国民年金に加入したほうがいいでしょうか?

橘玲さんご本人の記事のようだ。ご紹介しておこう。
(以下全文引用)

国民年金に加入したほうがいいでしょうか?: "

Q 会社を退職して今年からフリーエージェントの仲間入りをしました。国民年金に加入すべきかどうか悩んでいます。橘さんはどのようにお考えでしょうか?


日本の年金制度は複雑怪奇ですが、大きく3つの所得移転によって成り立っています。


1) 若者から高齢者への所得移転


よく知られているように、日本の年金は賦課方式で、現役世代が高齢者を支える仕組みになっているため、少子高齢化によって必然的に若年層の負担が重くなります。

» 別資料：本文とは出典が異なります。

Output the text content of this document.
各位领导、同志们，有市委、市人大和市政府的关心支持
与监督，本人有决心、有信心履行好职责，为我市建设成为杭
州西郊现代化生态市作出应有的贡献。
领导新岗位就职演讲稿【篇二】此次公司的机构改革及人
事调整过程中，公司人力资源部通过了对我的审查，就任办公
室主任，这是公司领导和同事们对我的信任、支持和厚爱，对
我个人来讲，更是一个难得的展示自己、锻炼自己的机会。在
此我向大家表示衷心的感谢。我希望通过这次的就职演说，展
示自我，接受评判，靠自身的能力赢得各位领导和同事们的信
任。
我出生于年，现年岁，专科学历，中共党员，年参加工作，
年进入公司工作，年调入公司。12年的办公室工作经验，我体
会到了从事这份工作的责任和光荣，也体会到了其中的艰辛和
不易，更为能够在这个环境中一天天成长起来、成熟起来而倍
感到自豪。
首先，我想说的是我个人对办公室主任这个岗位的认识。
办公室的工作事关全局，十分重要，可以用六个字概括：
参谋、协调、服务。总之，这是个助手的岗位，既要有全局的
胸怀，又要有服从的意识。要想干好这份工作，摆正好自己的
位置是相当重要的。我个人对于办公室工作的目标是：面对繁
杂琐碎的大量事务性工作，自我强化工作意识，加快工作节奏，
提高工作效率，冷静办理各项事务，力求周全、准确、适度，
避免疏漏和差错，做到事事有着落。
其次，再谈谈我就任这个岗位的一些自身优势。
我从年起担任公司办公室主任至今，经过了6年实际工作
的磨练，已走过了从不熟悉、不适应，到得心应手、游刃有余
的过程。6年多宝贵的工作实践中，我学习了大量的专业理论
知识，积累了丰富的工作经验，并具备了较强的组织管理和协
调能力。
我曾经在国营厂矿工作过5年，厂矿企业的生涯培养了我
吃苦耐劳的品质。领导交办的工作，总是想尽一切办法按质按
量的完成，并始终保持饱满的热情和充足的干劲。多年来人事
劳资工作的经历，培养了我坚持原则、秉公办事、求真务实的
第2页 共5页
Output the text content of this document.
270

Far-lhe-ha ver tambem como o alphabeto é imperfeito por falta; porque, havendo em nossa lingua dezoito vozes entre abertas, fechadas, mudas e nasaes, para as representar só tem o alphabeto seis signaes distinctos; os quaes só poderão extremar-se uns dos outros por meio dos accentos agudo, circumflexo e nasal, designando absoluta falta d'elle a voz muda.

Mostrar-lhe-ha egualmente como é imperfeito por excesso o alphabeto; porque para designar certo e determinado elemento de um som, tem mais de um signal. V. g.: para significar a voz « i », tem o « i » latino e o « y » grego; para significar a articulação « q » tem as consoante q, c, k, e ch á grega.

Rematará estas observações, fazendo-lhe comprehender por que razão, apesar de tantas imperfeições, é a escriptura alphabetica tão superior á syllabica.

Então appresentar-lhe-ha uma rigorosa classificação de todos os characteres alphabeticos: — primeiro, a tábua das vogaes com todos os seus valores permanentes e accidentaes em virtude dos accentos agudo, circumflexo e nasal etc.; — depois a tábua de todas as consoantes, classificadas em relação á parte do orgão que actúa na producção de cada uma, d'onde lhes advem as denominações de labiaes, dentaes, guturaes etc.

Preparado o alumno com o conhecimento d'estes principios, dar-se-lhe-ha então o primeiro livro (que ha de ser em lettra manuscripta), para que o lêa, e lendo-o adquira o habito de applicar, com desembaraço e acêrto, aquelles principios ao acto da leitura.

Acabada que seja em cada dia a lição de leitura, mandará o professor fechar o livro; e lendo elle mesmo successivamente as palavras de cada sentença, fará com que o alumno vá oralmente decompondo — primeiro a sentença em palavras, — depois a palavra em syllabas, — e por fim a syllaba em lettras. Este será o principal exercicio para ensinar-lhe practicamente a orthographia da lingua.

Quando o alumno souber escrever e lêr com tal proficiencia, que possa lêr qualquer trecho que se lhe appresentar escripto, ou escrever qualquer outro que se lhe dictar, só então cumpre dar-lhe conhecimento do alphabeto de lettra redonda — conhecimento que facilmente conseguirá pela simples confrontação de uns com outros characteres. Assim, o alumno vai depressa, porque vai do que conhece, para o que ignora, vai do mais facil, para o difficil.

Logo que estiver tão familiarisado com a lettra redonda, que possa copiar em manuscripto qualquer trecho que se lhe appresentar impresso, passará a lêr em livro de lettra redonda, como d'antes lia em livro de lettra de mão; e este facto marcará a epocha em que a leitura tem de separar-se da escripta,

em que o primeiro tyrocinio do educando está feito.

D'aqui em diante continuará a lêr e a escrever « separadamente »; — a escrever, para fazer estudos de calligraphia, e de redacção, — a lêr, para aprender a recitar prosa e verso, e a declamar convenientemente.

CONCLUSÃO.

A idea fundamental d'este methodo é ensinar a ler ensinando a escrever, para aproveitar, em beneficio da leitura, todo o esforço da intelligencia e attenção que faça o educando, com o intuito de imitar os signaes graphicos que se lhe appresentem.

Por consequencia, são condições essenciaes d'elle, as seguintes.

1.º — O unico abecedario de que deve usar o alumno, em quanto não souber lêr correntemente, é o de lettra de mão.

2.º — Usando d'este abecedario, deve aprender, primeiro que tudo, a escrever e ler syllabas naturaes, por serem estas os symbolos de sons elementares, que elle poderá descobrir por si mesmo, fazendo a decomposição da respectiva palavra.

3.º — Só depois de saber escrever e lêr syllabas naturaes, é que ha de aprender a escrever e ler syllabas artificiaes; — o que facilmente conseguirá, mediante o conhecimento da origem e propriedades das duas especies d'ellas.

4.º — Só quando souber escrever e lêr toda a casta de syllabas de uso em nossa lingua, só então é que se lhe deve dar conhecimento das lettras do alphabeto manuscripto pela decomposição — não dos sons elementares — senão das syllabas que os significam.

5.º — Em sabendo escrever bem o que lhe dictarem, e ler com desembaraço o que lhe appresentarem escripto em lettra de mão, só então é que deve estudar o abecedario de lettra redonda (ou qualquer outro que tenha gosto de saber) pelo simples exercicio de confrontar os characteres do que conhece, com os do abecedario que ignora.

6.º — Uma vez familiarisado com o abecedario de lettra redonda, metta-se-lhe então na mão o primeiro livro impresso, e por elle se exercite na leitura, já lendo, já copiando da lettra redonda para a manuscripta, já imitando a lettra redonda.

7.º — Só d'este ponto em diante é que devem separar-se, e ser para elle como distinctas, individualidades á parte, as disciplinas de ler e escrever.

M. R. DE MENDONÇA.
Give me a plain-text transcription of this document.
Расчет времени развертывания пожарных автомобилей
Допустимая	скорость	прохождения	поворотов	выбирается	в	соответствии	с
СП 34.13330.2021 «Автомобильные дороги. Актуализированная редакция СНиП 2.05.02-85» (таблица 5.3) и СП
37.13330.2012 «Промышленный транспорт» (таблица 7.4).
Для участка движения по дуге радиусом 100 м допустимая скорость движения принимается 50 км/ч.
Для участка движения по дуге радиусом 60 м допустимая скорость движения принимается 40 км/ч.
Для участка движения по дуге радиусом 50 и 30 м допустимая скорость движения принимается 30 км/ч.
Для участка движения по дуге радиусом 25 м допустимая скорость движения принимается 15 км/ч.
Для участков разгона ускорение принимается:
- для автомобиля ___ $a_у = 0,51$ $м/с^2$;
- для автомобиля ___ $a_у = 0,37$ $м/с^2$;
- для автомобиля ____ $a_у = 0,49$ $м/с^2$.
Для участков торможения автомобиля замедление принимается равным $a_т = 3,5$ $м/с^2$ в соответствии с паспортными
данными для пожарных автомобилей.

2) 独身・共働きのサラリーマンから専業主婦への所得移転


サラリーマンの妻は第3号被保険者として、保険料を支払わずに年金受給権を得ています。専業主婦が受け取る年金は、独身や共働きのサラリーマン(ウーマン)が支払うことになります。


3) 厚生年金から国民年金への所得移転


日本の年金制度は自営業者などが加入する国民年金と、サラリーマンが加入する厚生年金に大きく分けられますが、じつはこのふたつは基礎年金部分でつながっています。国民年金で赤字が生じると、厚生年金で補填することになります。


この結果、現役世代のサラリーマン(ウーマン)は、(1)高齢者、(2)サラリーマンの妻、(3)国民年金受給者の年金を支えることになり、自分自身は生涯に支払った保険料よりもはるかに少ない年金しか受け取ることができません。


このように厚生年金は、加入者にとってきわめて不利な制度ですが、残念なことに脱退する自由が認められていません。


それに対して国民年金保険料は、年齢や所得にかかわらず定額なので、厚生年金のような理不尽な所得移転は生じません。


また将来の年金受給金額も決まっているので、誰でも簡単に(Excelさえあれば)運用利回り(損得)を計算できます。


さらに、国民年金の加入は法によって義務付けられていますが、サラリーマンのように会社が代理徴収できるわけではないので、保険料を払うか払わないかは本人次第です(だから未納問題が深刻になります)。


こうした国民年金の特徴から、厚労省はなにがあっても国民年金の運用利回りをプラスにしなければならない、ということになります。


もちろん将来的には国民年金保険料が増額され、受給額が減らされることもあるでしょう。しかしそれでも、この原則は変わりません。なぜなら運用利回りがマイナスになったとたん、保険料を払うひとは誰もいなくなってしまうからです。


損をするとわかっている商品にわざわざお金を払うひとはいません。この単純な事実から、国民年金は必ず得をする、ということがわかります。この原則が崩れるとしたら、日本の年金制度が破綻するとき(日本国が破産するとき)です。


日本が財政破綻する可能性がどれほどのものかはわかりませんが、ギリシアにせよ、韓国やアルゼンチンにせよ、過去に債務不履行を起こした国でも年金制度を廃止したところはありません。それを考えると、日本国が歴史上例をみない巨額の借金を抱えているとしても、国家破産によって年金がゼロになるリスクはかなり低いと思われます。


私自身は、国民年金保険料を払うのは勝つ確率の高いギャンブルだと考えています。すくなくとも、「自分年金」とかでわけのわからない海外のヘッジファンドにお金を注ぎ込むよりはずっとマシです。


*国民年金に加入すると、国民年金基金や個人型確定拠出年金で税制上の優遇措置を受けられるようになります。それを考えれば、国民年金に加入するアドバンテージはさらに大きくなるでしょう(詳しくは『貧乏はお金持ち』を参照)。